Institute for Cancer Genetics, Vagelos College for Physicians and Surgeons, Columbia University, New York City, NY, 10032, USA.
Department of Pediatrics, Emory University School of Medicine, Atlanta, GA, 30322, USA.
Nat Commun. 2023 Jun 19;14(1):3618. doi: 10.1038/s41467-023-39332-5.
The ATR kinase, which coordinates cellular responses to DNA replication stress, is also essential for the proliferation of normal unstressed cells. Although its role in the replication stress response is well defined, the mechanisms by which ATR supports normal cell proliferation remain elusive. Here, we show that ATR is dispensable for the viability of G0-arrested naïve B cells. However, upon cytokine-induced proliferation, Atr-deficient B cells initiate DNA replication efficiently, but by mid-S phase they display dNTP depletion, fork stalling, and replication failure. Nonetheless, productive DNA replication and dNTP levels can be restored in Atr-deficient cells by suppressing origin firing, such as partial inhibition of CDC7 and CDK1 kinase activities.

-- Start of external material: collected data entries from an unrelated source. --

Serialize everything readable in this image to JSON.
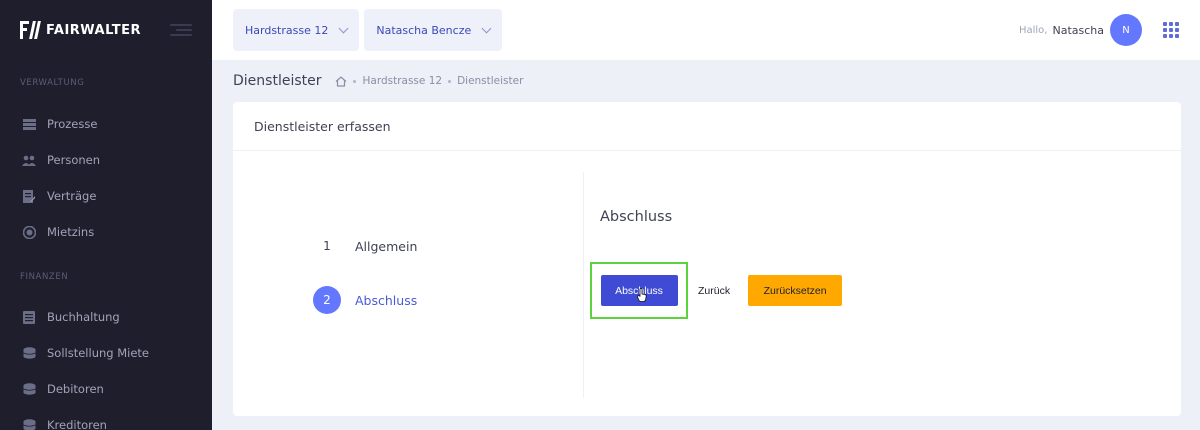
{
  "brand": {
    "name": "FAIRWALTER"
  },
  "sidebar": {
    "sections": [
      {
        "title": "VERWALTUNG",
        "items": [
          {
            "label": "Prozesse",
            "icon": "list-icon"
          },
          {
            "label": "Personen",
            "icon": "people-icon"
          },
          {
            "label": "Verträge",
            "icon": "contract-icon"
          },
          {
            "label": "Mietzins",
            "icon": "coin-icon"
          }
        ]
      },
      {
        "title": "FINANZEN",
        "items": [
          {
            "label": "Buchhaltung",
            "icon": "ledger-icon"
          },
          {
            "label": "Sollstellung Miete",
            "icon": "coins-stack-icon"
          },
          {
            "label": "Debitoren",
            "icon": "coins-stack-icon"
          },
          {
            "label": "Kreditoren",
            "icon": "coins-stack-icon"
          }
        ]
      }
    ]
  },
  "header": {
    "property_select": "Hardstrasse 12",
    "person_select": "Natascha Bencze",
    "greeting": "Hallo,",
    "user_name": "Natascha",
    "avatar_initial": "N"
  },
  "subheader": {
    "title": "Dienstleister",
    "breadcrumb": [
      "Hardstrasse 12",
      "Dienstleister"
    ]
  },
  "card": {
    "title": "Dienstleister erfassen",
    "steps": [
      {
        "number": "1",
        "label": "Allgemein",
        "active": false
      },
      {
        "number": "2",
        "label": "Abschluss",
        "active": true
      }
    ],
    "section_heading": "Abschluss",
    "buttons": {
      "submit": "Abschluss",
      "back": "Zurück",
      "reset": "Zurücksetzen"
    }
  },
  "colors": {
    "sidebar_bg": "#1e1e2d",
    "primary": "#3f4bd4",
    "accent": "#6478ff",
    "warning": "#ffa800",
    "highlight": "#5bd33a"
  }
}
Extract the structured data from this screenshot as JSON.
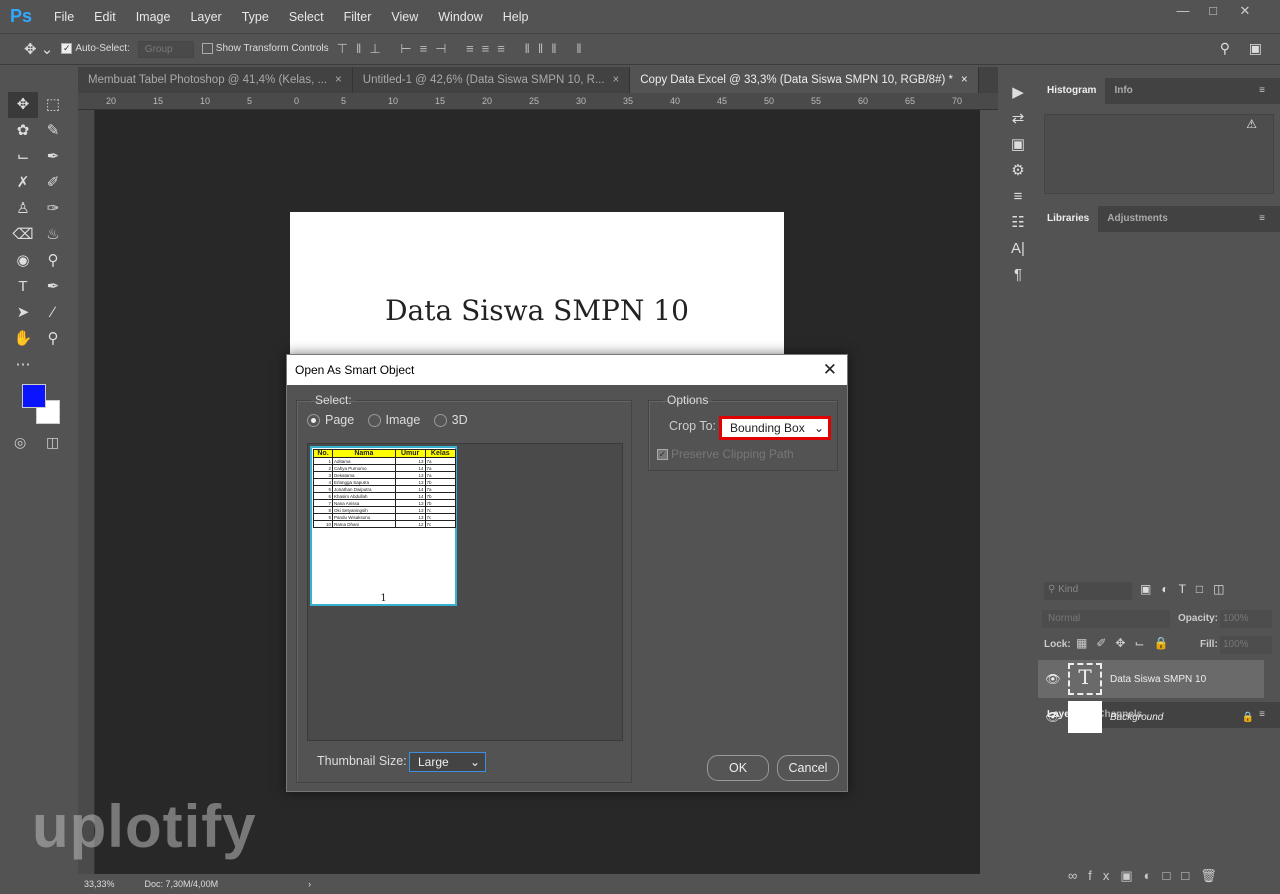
{
  "app": {
    "logo": "Ps",
    "menu": [
      "File",
      "Edit",
      "Image",
      "Layer",
      "Type",
      "Select",
      "Filter",
      "View",
      "Window",
      "Help"
    ]
  },
  "options": {
    "auto_select_label": "Auto-Select:",
    "auto_select_checked": true,
    "group_value": "Group",
    "show_transform_label": "Show Transform Controls",
    "show_transform_checked": false
  },
  "tabs": [
    {
      "label": "Membuat Tabel Photoshop @ 41,4% (Kelas, ..."
    },
    {
      "label": "Untitled-1 @ 42,6% (Data Siswa SMPN 10, R..."
    },
    {
      "label": "Copy Data Excel @ 33,3% (Data Siswa SMPN 10, RGB/8#) *",
      "active": true
    }
  ],
  "ruler_ticks": [
    "20",
    "15",
    "10",
    "5",
    "0",
    "5",
    "10",
    "15",
    "20",
    "25",
    "30",
    "35",
    "40",
    "45",
    "50",
    "55",
    "60",
    "65",
    "70"
  ],
  "document": {
    "title": "Data Siswa SMPN 10"
  },
  "colors": {
    "foreground": "#0a14ff",
    "background": "#ffffff",
    "crop_highlight": "#e00000"
  },
  "status": {
    "zoom": "33,33%",
    "doc": "Doc: 7,30M/4,00M"
  },
  "right_panel": {
    "top_tabs": [
      "Histogram",
      "Info"
    ],
    "mid_tabs": [
      "Libraries",
      "Adjustments"
    ],
    "layer_tabs": [
      "Layers",
      "Channels"
    ],
    "kind_placeholder": "Kind",
    "blend_mode": "Normal",
    "opacity_label": "Opacity:",
    "opacity_value": "100%",
    "lock_label": "Lock:",
    "fill_label": "Fill:",
    "fill_value": "100%",
    "layers": [
      {
        "name": "Data Siswa SMPN 10",
        "type": "text",
        "selected": true
      },
      {
        "name": "Background",
        "type": "image",
        "locked": true
      }
    ]
  },
  "dialog": {
    "title": "Open As Smart Object",
    "select_legend": "Select:",
    "radios": [
      {
        "label": "Page",
        "checked": true
      },
      {
        "label": "Image",
        "checked": false
      },
      {
        "label": "3D",
        "checked": false
      }
    ],
    "options_legend": "Options",
    "crop_label": "Crop To:",
    "crop_value": "Bounding Box",
    "preserve_label": "Preserve Clipping Path",
    "preserve_checked": true,
    "thumb_size_label": "Thumbnail Size:",
    "thumb_size_value": "Large",
    "ok": "OK",
    "cancel": "Cancel",
    "page_number": "1",
    "table": {
      "headers": [
        "No.",
        "Nama",
        "Umur",
        "Kelas"
      ],
      "rows": [
        [
          "1",
          "Aditama",
          "13",
          "7a"
        ],
        [
          "2",
          "Cahya Purnomo",
          "14",
          "7a"
        ],
        [
          "3",
          "Dekatama",
          "13",
          "7a"
        ],
        [
          "4",
          "Erlangga Saputra",
          "13",
          "7b"
        ],
        [
          "5",
          "Jonathan Dwiputra",
          "14",
          "7a"
        ],
        [
          "6",
          "Khasim Abdullah",
          "14",
          "7b"
        ],
        [
          "7",
          "Nana Anissa",
          "13",
          "7b"
        ],
        [
          "8",
          "Oki Setyaningsih",
          "13",
          "7c"
        ],
        [
          "9",
          "Pandu Wisaksono",
          "13",
          "7c"
        ],
        [
          "10",
          "Rama Dhani",
          "12",
          "7c"
        ]
      ]
    }
  },
  "watermark": "uplotify"
}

Together, these findings indicate that ATR supports the proliferation of normal unstressed cells by tempering the pace of origin firing during the early S phase to avoid exhaustion of dNTPs and importantly also other replication factors.

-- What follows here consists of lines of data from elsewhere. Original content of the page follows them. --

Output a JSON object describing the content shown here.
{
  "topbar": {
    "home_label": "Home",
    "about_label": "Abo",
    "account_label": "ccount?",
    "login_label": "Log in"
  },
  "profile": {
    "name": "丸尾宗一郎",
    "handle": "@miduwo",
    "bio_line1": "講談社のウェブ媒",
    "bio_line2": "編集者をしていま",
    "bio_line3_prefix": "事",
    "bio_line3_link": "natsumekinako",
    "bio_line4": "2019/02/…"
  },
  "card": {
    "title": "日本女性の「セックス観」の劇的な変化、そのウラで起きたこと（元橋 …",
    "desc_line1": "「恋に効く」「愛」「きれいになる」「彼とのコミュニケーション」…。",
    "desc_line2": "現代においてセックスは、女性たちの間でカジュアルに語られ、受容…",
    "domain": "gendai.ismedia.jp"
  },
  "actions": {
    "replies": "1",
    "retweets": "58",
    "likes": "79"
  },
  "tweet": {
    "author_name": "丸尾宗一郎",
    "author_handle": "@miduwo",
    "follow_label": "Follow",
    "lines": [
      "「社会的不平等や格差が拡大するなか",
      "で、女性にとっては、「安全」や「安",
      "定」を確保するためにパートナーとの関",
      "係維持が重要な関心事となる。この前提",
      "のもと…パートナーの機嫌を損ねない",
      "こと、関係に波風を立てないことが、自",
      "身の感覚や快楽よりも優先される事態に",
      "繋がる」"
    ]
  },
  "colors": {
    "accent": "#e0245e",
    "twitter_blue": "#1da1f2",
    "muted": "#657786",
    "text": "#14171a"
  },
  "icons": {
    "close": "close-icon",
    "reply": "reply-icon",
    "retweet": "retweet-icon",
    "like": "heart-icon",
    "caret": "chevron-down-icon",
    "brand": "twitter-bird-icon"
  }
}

ATR 激酶协调细胞对 DNA 复制应激的反应,对于正常无应激细胞的增殖也是必不可少的。尽管其在复制应激反应中的作用已经明确,但 ATR 支持正常细胞增殖的机制仍不清楚。在这里,我们表明 ATR 对于 G0 期静止的幼稚 B 细胞的存活是可有可无的。然而,在细胞因子诱导的增殖过程中,Atr 缺陷型 B 细胞能够有效地起始 DNA 复制,但是在中期 S 期,它们表现出 dNTP 耗竭、叉停顿和复制失败。尽管如此,通过抑制起始,如部分抑制 CDC7 和 CDK1 激酶活性,可以在 Atr 缺陷型细胞中恢复有活力的 DNA 复制和 dNTP 水平。总之,这些发现表明,ATR 通过在早期 S 期调节起始的速度来支持正常无应激细胞的增殖,以避免 dNTP 的耗尽,重要的是还有其他复制因子。